Я протянул сигареты. Он покрутил в руках пачку, удивился чему-то, достал одну сигарету, размял ее большими, коричневыми от никотина пальцами, прикурил от головешки и опять оказал:

— Раньше все папиросы были — «Казбек», «Пушка», «Спорт». Мы пацанами, бывало, пели: «Люблю я спорт, но только папиросы». Теперь сигареты пошли, ладно так их делают — залюбуешься.

— Техника, — констатировал я.

Он курил, крутил беспокойно головой, будто высматривал, приглядывался к чему-то, спросил:

— Может, чайку? А?

Семенович дотянулся до закопченного чайника, который был у костра, приподнял крышку, но из-за пара ничего не увидел, поболтал посудиной, определяя количество воды.

— Можно свежий заварить? Свежий утром-то в охотку, — оказал я.

Старик, будто испугавшись моего быстрого согласия, отставил чайник в сторону.

— Это потом, успеется. Теперь бы?.. А? У нас что-нибудь осталось? Не голова у меня — колокол гудящий.

— Осталась, непочатая, вчера времени на нее не хватило.

Он оживился, вскочил как молодой и ушкандыбал к палатке, где хранились продукты. Оттуда послышались возня, звон посуды, кряхтение.

— Поесть-то нам чего-то нужно? Рыбка тут, соленые огурчики, хлебушко, икорка.
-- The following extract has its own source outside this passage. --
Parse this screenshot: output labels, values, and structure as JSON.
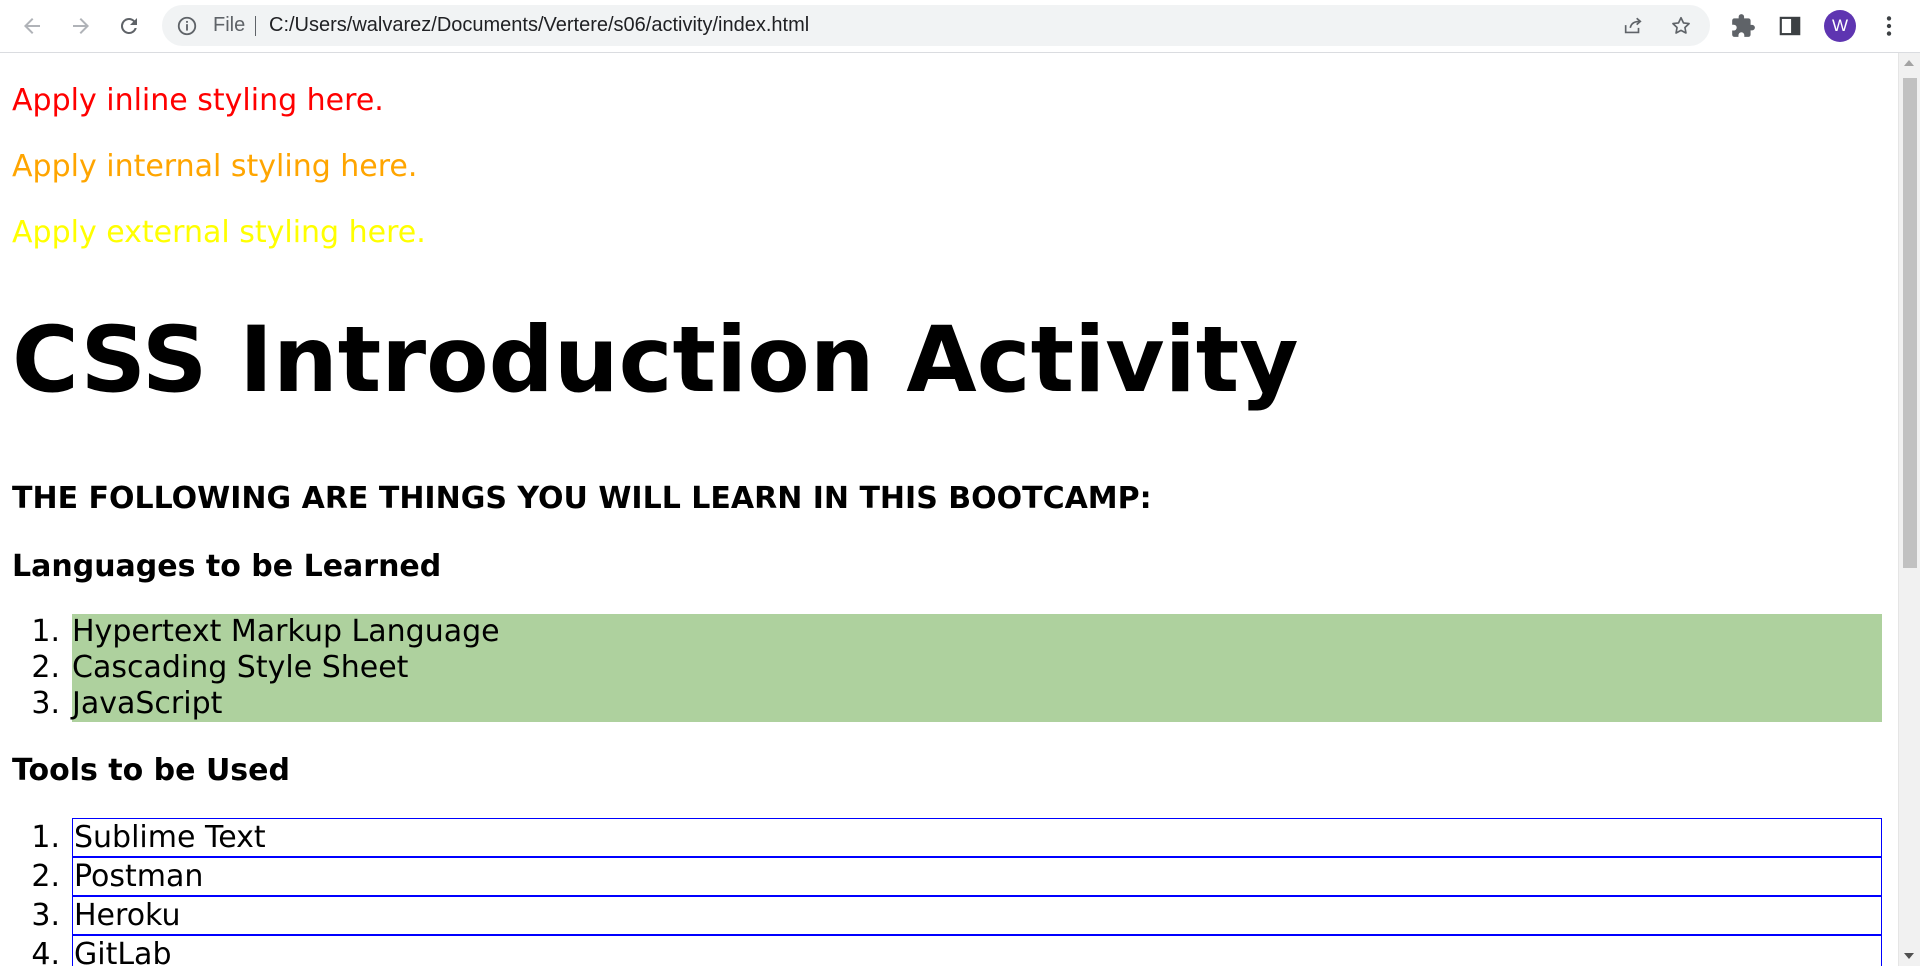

Вчера-то мы вроде по-малости, а оно все равно дает о себе знать. Без привычки-то… Хотя это всегда так.

Он появился из тумана, как приведение, разложил на досках съестное, ополоснул эмалированные кружки, делал все, уж не суетясь, но чувствовалось что-то озорное и бодрое в его движениях.
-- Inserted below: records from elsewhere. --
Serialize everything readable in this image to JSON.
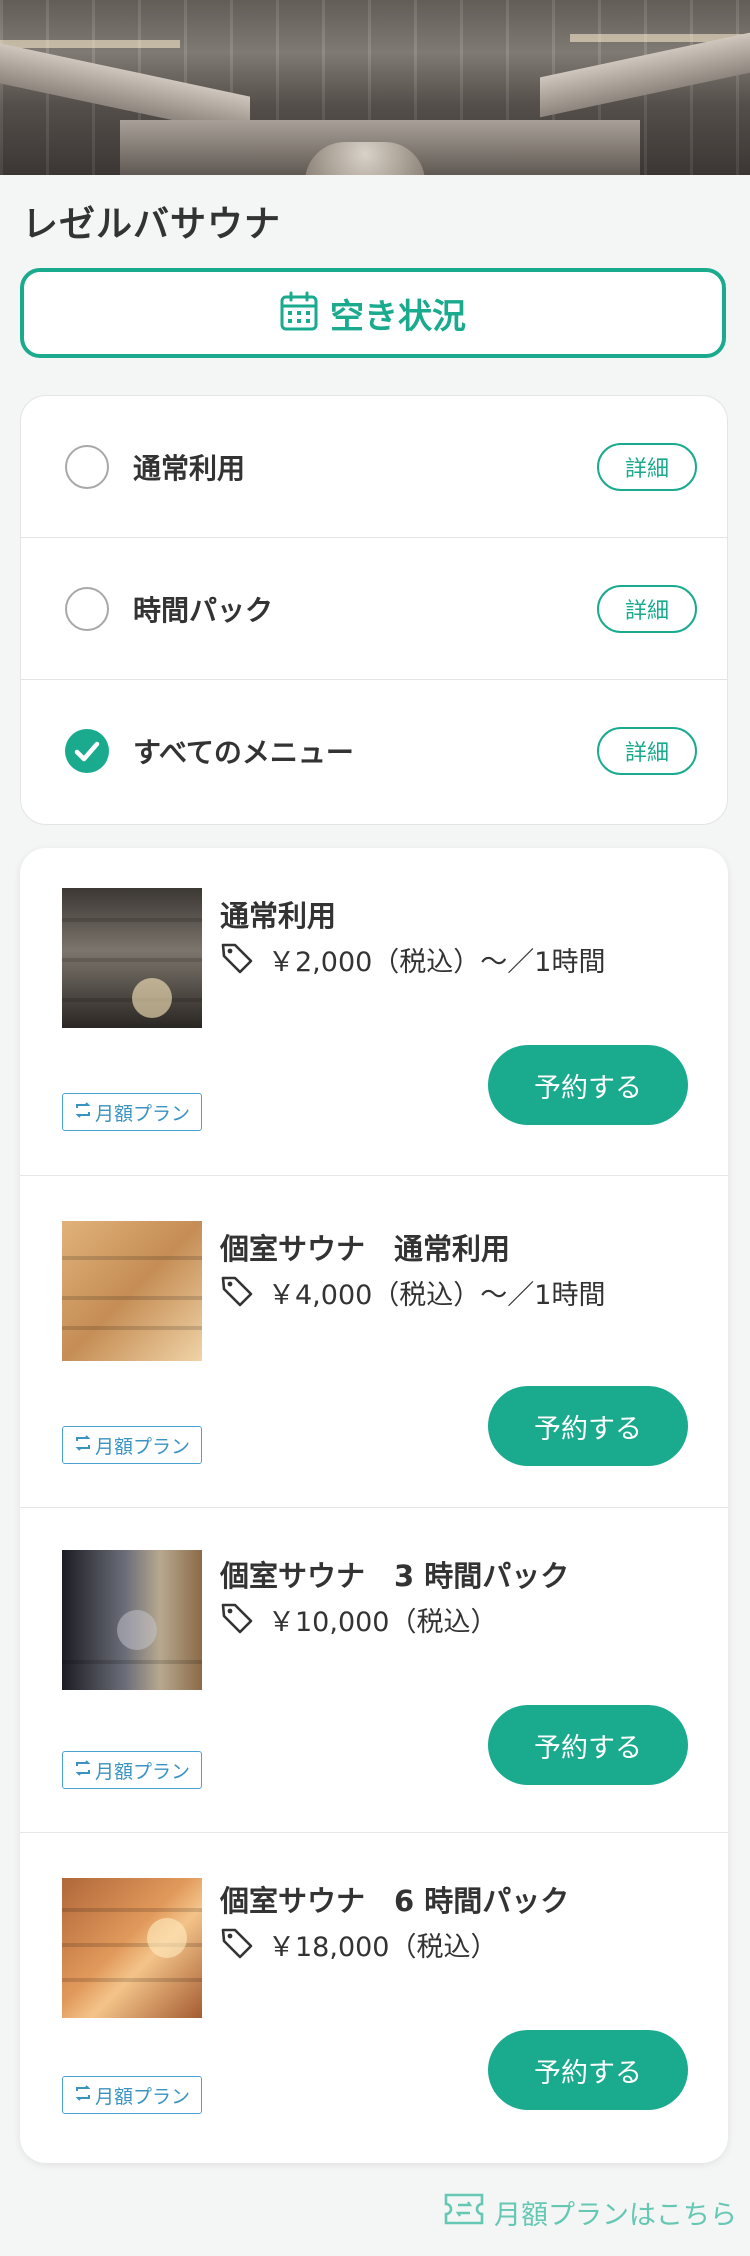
{
  "facility": {
    "name": "レゼルバサウナ"
  },
  "availability": {
    "label": "空き状況",
    "icon": "calendar-icon"
  },
  "filters": [
    {
      "label": "通常利用",
      "checked": false,
      "detail_label": "詳細"
    },
    {
      "label": "時間パック",
      "checked": false,
      "detail_label": "詳細"
    },
    {
      "label": "すべてのメニュー",
      "checked": true,
      "detail_label": "詳細"
    }
  ],
  "menus": [
    {
      "name": "通常利用",
      "price": "￥2,000（税込）〜／1時間",
      "badge": "月額プラン",
      "button": "予約する"
    },
    {
      "name": "個室サウナ　通常利用",
      "price": "￥4,000（税込）〜／1時間",
      "badge": "月額プラン",
      "button": "予約する"
    },
    {
      "name": "個室サウナ　3 時間パック",
      "price": "￥10,000（税込）",
      "badge": "月額プラン",
      "button": "予約する"
    },
    {
      "name": "個室サウナ　6 時間パック",
      "price": "￥18,000（税込）",
      "badge": "月額プラン",
      "button": "予約する"
    }
  ],
  "footer": {
    "monthly_link": "月額プランはこちら",
    "icon": "ticket-icon"
  },
  "colors": {
    "accent": "#1aaa8e",
    "badge": "#3b93c2",
    "link": "#65c8b4"
  }
}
— Семенович, когда сетку будем проверять? — спросил я.

— Чего ее проверять: туман, какая теперь рыба. Туда попозже, когда солнце взойдет.
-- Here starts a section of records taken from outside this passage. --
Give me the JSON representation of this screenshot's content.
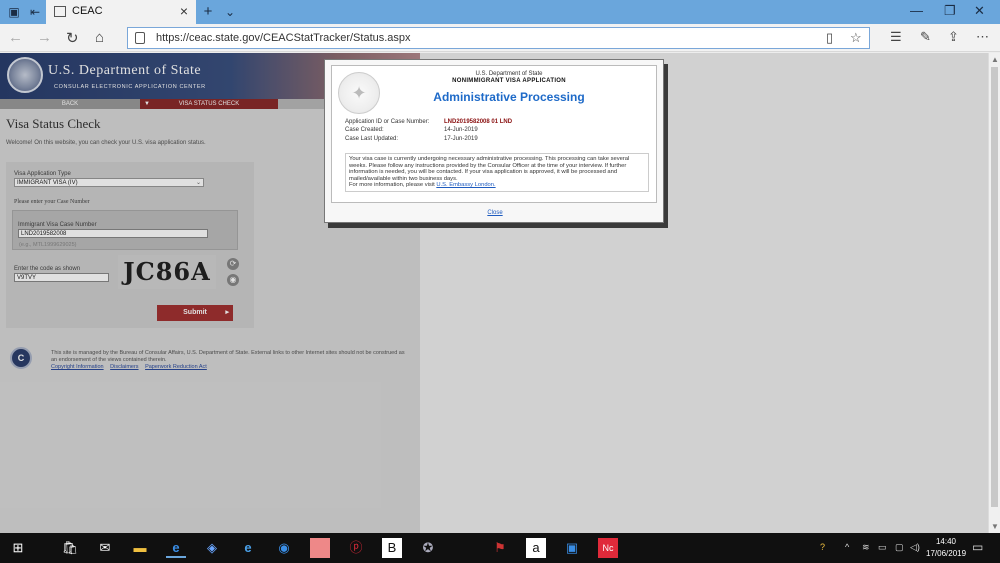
{
  "browser": {
    "tab_title": "CEAC",
    "url": "https://ceac.state.gov/CEACStatTracker/Status.aspx",
    "icons": [
      "tab-preview-icon",
      "set-aside-tabs-icon",
      "close-icon",
      "new-tab-icon",
      "chevron-down-icon",
      "minimize-icon",
      "restore-icon",
      "window-close-icon",
      "back-icon",
      "forward-icon",
      "refresh-icon",
      "home-icon",
      "lock-icon",
      "reading-view-icon",
      "favorite-star-icon",
      "favorites-hub-icon",
      "pen-icon",
      "share-icon",
      "more-icon"
    ]
  },
  "site": {
    "agency": "U.S. Department of State",
    "subtitle": "CONSULAR ELECTRONIC APPLICATION CENTER",
    "nav_back": "BACK",
    "nav_status": "VISA STATUS CHECK",
    "heading": "Visa Status Check",
    "welcome": "Welcome! On this website, you can check your U.S. visa application status.",
    "visa_type_label": "Visa Application Type",
    "visa_type_value": "IMMIGRANT VISA (IV)",
    "case_prompt": "Please enter your Case Number",
    "case_label": "Immigrant Visa Case Number",
    "case_value": "LND2019582008",
    "case_example": "(e.g., MTL1999629025)",
    "code_label": "Enter the code as shown",
    "code_value": "V9TVY",
    "captcha_text": "JC86A",
    "submit_label": "Submit",
    "footer_text": "This site is managed by the Bureau of Consular Affairs, U.S. Department of State. External links to other Internet sites should not be construed as an endorsement of the views contained therein.",
    "footer_links": [
      "Copyright Information",
      "Disclaimers",
      "Paperwork Reduction Act"
    ]
  },
  "modal": {
    "dept": "U.S. Department of State",
    "app_type": "NONIMMIGRANT VISA APPLICATION",
    "title": "Administrative Processing",
    "appid_label": "Application ID or Case Number:",
    "appid_value": "LND2019582008 01 LND",
    "created_label": "Case Created:",
    "created_value": "14-Jun-2019",
    "updated_label": "Case Last Updated:",
    "updated_value": "17-Jun-2019",
    "message": "Your visa case is currently undergoing necessary administrative processing. This processing can take several weeks. Please follow any instructions provided by the Consular Officer at the time of your interview. If further information is needed, you will be contacted. If your visa application is approved, it will be processed and mailed/available within two business days.",
    "more_info": "For more information, please visit",
    "link_text": "U.S. Embassy London.",
    "close_label": "Close"
  },
  "taskbar": {
    "time": "14:40",
    "date": "17/06/2019",
    "apps": [
      "start",
      "store",
      "mail",
      "file-explorer",
      "edge",
      "dropbox",
      "internet-explorer",
      "messenger",
      "photos",
      "pinterest",
      "word",
      "state-dept",
      "flag",
      "amazon",
      "window",
      "netflix"
    ]
  }
}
Он склонился над досками, порезал аккуратно огурцы, хлеб, рыбу, воткнул в алую упругость икры ложку. Узкое, худое лицо его, с редкой бородкой, с выгнутым, приплюснутым носом было синевато от утренней туманной стыни.

— Тебя звать-то как? — неожиданно спросил рыбак. — Я уж запамятовал. Олег Степанович пробурчал что-то вчера.

— Евгением…

— Евгения — это хорошо, это привычное имя.

— Почему Евгения? Евгений.

— Евгения мягше, хоть и женщин так иной раз кличут. Но это совсем ни к чему, женщин надо цветочными именами называть — Лилия, Фиалка, Роза… Ты не обижайся, если чего у меня не так.

Он налил в кружки, протянул мне, и запах спиртного, заглушив запах моря и тумана, потряс, как мощный электрический заряд, пропущенный через тело.

Потом стало легче, потом между нами воцарилась ощутимая доверительная открытость, как вчера вечером, когда стояло теплое безветрие; когда заходило солнце, утопая в огненных водах залива; когда запах багульника, горьковато-сырой, пьянил больше, чем вино; когда мы слились с морем, уйдя мыслями в прошлое и будущее; когда жизнь казалась не жизнью, а всего-навсего бессознательным полетом мотылька; когда легкость ощущения возводилась в степень поэтического видения.

— Евгения, ты с каких мест будешь?

— С Рязанщины, про Цну-речку слышал?

— Не, про Евпатия Коловрата слышал. Ваш, что ли, он?

— Наш, и Есенин тоже наш.

— У вас русские края, скажу я тебе. Я-то с Брянщины. Давно уж оттудова, позабылось все. На Севере, считай, всю жизнь — с семнадцати лет. Третий год пенсию получаю, во — сорок лет тут. А, время?